For a couple of years now I’ve been a huge fan of a weird little mobile game called Knights of Pen & Paper. It’s a turn-based RPG in which you form a party and go on various quests and level up, with the twist that your party are roleplayers sitting around a table while a visible GM provides flavor text and runs the campaign. KoPP didn’t have the most engaging combat system or even the best spelling/grammar, but it made up for it with the variety of classes, the quirky humor (which was forever lampooning RPG tropes and geek culture), and the adorable pixel art.
Knights of Pen & Paper spawned a new edition (the +1 edition) and a Halloween DLC pack. I have yet to beat it all, but I’m still gamely plugging away at it.
So naturally I flipped my lid when Knights of Pen & Paper II came out a week or so ago. Let me tell you, if I have had my phone out since then, it’s probably to be playing this. Super addictive.
In my opinion, KoPP2 takes the formula of the first game and then vastly improves on it, starting with higher resolution pixel graphics (which I approve of except in the case of the character art — I actually prefer the original game’s look). Then there are tons more choices, particularly with character builds. This time around you can pick a combo of the player (jock, goth, exchange student, etc.), race (dwarf, elf, human), and class (warlock, paladin, etc.), each of which has their own strengths and utility. For example, I found a three-handed sword in my travels that had great stats, but could only be wielded by someone with three hand slots (which right now is the jock). So I rolled up a jock paladin just to use this awesome sword.
The story, such as it is, has the players investigating a land in turmoil after a “Paper Knight” from the second edition is causing havoc in a first edition world. Mostly, it’s just a good excuse to engage in countless battles against the weirdos of the world, including Fowlbears and algebraic formulas.
There is a lot of criticism being leveled against KoPP2 right now on the forums for being short and somewhat buggy. That may be, but it’s also so much more engaging than the first game. I love the added options to investigate areas for bonus loot, the occasional choices, the use of a three-stat system for die rolls, and especially the synergy. There is a ton of synergy going on between classes and gear, and a careful player can set up devastating combos.
For example, my thief throws out a multi-target fan of knives as one of her skills. But that will hit for double if the target has a debuff on it, so my thief and paladin both have skills that hit multiple mobs with debuffs. Then I gave my thief trinkets with more status effects, so she’s hitting double and causing burns and wounds. It’s awesome.

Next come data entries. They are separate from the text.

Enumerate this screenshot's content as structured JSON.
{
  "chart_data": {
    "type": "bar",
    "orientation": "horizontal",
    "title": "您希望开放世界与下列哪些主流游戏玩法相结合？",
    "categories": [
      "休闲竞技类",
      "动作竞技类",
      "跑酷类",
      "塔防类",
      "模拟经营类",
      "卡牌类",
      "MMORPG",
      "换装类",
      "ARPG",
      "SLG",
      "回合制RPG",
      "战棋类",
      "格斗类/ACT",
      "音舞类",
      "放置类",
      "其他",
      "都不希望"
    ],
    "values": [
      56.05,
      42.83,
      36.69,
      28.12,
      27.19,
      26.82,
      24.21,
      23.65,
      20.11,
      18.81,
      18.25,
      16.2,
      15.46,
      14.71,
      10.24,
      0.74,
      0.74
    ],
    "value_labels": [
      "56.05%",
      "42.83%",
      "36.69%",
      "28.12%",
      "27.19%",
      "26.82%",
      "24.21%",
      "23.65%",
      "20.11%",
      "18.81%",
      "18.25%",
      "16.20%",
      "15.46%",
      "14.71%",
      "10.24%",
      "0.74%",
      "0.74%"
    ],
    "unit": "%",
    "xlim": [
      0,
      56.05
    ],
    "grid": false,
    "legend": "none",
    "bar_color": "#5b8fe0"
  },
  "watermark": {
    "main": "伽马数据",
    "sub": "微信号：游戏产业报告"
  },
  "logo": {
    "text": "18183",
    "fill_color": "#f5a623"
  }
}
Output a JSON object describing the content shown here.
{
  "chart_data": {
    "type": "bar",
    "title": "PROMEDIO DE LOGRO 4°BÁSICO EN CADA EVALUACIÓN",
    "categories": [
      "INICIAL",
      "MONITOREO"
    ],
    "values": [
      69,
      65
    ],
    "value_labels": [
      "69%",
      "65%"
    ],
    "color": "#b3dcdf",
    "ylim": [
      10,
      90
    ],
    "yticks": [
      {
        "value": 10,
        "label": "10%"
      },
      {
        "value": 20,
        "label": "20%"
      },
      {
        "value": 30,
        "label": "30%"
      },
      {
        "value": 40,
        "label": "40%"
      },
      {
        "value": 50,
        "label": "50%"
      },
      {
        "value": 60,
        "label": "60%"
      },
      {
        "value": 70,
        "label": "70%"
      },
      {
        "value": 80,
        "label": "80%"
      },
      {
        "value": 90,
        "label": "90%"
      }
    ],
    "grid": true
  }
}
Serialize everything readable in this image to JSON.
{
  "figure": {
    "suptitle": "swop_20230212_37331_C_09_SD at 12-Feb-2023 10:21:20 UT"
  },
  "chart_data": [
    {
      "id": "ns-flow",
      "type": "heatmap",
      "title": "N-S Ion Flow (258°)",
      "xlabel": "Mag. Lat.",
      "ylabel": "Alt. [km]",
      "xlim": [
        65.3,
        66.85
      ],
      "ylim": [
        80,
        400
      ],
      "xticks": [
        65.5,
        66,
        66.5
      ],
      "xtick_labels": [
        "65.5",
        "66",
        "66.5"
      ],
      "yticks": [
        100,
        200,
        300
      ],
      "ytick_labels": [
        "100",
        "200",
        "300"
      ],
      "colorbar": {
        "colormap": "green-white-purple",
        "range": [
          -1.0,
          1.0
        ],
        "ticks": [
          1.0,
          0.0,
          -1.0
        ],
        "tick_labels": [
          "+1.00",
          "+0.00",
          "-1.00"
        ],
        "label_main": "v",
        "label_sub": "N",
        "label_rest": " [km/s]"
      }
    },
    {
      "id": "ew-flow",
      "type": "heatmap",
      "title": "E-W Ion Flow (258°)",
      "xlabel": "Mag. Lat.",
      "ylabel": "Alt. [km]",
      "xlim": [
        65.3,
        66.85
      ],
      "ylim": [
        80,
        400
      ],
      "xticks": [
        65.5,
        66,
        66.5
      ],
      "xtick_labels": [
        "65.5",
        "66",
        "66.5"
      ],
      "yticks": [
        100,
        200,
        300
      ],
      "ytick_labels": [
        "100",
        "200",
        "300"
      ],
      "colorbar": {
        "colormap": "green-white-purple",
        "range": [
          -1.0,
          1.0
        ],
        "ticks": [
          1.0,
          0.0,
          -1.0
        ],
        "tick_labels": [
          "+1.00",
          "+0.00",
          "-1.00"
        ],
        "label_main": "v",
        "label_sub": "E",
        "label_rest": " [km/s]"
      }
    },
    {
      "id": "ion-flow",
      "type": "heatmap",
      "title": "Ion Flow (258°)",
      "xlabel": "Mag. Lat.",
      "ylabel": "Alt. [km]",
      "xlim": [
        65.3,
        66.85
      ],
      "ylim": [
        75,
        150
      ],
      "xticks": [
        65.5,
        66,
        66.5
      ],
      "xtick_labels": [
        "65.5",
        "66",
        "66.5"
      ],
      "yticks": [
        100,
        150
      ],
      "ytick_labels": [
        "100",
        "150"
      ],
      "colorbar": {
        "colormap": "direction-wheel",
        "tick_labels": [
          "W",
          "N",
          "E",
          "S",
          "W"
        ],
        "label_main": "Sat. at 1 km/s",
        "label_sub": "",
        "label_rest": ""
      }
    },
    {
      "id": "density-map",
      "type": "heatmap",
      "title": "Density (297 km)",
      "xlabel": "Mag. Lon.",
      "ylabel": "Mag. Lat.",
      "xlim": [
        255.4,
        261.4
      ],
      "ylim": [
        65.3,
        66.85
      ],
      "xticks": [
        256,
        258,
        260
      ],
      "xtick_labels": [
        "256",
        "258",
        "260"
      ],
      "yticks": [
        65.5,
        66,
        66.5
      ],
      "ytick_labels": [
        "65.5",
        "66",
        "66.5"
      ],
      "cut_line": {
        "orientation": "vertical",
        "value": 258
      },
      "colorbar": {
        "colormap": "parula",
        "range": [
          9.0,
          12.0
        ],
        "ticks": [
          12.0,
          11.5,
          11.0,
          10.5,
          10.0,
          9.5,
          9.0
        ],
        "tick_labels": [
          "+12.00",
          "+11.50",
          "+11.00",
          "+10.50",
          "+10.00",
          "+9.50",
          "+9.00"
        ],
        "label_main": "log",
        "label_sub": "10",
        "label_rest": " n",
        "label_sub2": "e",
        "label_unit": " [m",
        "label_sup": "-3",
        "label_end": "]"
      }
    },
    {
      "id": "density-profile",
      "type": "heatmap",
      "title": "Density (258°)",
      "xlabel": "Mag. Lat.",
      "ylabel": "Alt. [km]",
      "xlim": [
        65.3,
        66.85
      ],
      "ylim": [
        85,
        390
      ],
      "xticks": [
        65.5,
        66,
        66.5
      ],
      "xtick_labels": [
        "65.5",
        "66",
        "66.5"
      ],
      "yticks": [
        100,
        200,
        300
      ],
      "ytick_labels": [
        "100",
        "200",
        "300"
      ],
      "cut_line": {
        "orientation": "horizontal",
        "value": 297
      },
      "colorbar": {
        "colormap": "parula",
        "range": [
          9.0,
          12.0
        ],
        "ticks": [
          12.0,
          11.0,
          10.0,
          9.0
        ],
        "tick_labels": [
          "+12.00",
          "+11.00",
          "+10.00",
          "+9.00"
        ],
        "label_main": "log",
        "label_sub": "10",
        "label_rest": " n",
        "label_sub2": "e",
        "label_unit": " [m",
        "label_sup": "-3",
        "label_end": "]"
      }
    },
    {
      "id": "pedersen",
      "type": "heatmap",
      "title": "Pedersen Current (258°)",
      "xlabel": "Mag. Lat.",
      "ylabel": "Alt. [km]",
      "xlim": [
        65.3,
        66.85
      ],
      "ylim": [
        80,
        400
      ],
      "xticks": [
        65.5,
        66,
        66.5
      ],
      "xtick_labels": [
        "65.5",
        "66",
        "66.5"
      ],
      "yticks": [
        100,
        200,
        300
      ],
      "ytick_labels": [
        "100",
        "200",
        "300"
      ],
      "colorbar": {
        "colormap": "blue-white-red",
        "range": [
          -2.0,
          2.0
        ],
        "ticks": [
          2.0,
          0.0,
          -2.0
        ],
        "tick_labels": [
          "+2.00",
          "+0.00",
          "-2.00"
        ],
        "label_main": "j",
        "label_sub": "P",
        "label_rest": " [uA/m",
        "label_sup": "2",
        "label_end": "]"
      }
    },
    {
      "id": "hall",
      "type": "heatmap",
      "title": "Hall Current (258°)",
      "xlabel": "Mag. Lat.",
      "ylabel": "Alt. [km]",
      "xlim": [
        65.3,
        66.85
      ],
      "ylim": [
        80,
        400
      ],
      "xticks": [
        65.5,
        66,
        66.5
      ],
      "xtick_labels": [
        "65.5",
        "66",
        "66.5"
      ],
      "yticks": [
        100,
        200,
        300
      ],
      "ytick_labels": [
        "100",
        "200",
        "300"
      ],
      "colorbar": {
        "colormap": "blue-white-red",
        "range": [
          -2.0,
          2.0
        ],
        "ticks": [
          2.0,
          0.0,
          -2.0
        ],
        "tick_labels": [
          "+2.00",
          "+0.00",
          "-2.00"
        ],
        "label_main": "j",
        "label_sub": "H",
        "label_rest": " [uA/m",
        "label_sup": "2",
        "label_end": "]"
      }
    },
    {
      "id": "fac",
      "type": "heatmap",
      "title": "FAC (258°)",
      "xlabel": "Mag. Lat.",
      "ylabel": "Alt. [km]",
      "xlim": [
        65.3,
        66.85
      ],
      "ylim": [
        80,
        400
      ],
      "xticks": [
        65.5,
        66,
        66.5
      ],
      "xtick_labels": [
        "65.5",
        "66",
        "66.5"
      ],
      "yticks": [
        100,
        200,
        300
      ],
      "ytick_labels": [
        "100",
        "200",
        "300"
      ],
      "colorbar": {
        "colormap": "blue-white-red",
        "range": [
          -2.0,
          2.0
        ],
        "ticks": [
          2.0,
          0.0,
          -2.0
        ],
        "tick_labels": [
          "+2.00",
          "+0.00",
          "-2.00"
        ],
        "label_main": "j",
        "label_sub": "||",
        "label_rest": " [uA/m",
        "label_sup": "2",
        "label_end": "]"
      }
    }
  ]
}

Combat is a lot smoother here too, especially as skill icons have been moved to the main screen instead of hidden in a menu. The first game more or less encouraged you to use AoEs extensively, which made every encounter identical. Now there are more valid skill choices, especially with combos and depending on the situation, and the fights seem to go faster. I like how much the choices of gear and weapons come into play, because you can really customize a character in a way you couldn’t in the first game.
While multi-room dungeons were sort of present in the first game, they are more prominent here. You basically choose a room to move to and experience an encounter (fight, treasure, trap, or something else). The trick is that you can’t rest while you’re in the dungeon, which can make it tough to beat if you don’t have healers and energy renewers.
Another cool addition with KoPP2 are the monthly “Modern Dungeon” magazines that can be accessed from the menu. Right now May’s magazine offers a read on the undead, but more importantly, some trinkets, a class, and a player that can be unlocked for with in-game gold. I’m anxious to see how the monthly magazines help to expand the game.
KoPP2 may be silly and irreverant, but it continues to do a fun job of recreating a weird tabletop roleplaying experience on the phone. I definitely recommend it.